7. Proposed Dumpster Law

In an item not on the agenda, Councilman Bernard suggested that based on initial feedback regarding procedural issues in the proposed law, the board might want to have another work session discussion before proceeding to a public hearing. In response, Supervisor Grace said that these issues could be dealt with as comments during the hearing and Town Clerk Quast reminded the board that the public hearing has already been scheduled for June 7 – and that there would not be a work session before that.


8. Proposed Local Law/Quality of Life Committee

In an item not on the agenda, Mr. McDermott presented a draft local law that would create a new “Quality of Life Committee.” He explained that the Committee would be a vehicle where residents could bring concerns and complaints and that the Committee could shepherd the issues through the town, adding that the Committee would bring government “closer to the people” and get them more engaged.  

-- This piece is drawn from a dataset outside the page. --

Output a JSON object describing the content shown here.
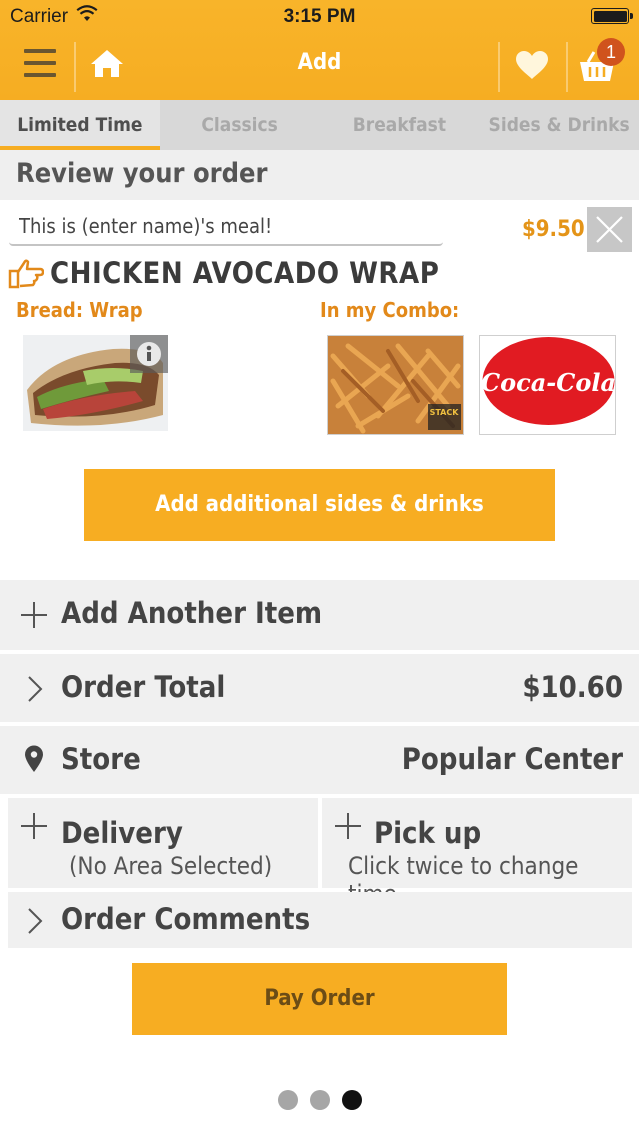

The Committee would be composed of a councilman (who would be the chairman), and one representative each from the police department and a public service organization,  e.g., Lions or Chamber,  the town’s code enforcement officer and one member of the public.


Responding to the proposal, Councilman Diana said the Committee would give residents a vehicle to do more than just complain and Councilman Bernard commented: “Does that mean we can do away with Courtesy of the Floor?” Which prompted the response from Supervisor Grace: “You struck gold.”


It was explained that the Committee could be established either by resolution or a local law. Supervisor Grace asked Mr. McDermott to set out the pros and cons of both approaches, but added that a resolution gave the board more flexibility to make changes.  However, as Mr. McDermott has already drafted a local law, the board set a public hearing for July 5.


9. Miscellaneous resolutions

The board waived the YCCC rental fee for the Teen Center ($80.33) and Relay for Life ($612.35).


NOTE: For copies of all the above referenced local laws, check with the town web site,, under the heading “pending legislation.”


NOTE:  Due to the federal primary election, there will be no Town Board meeting on June 28.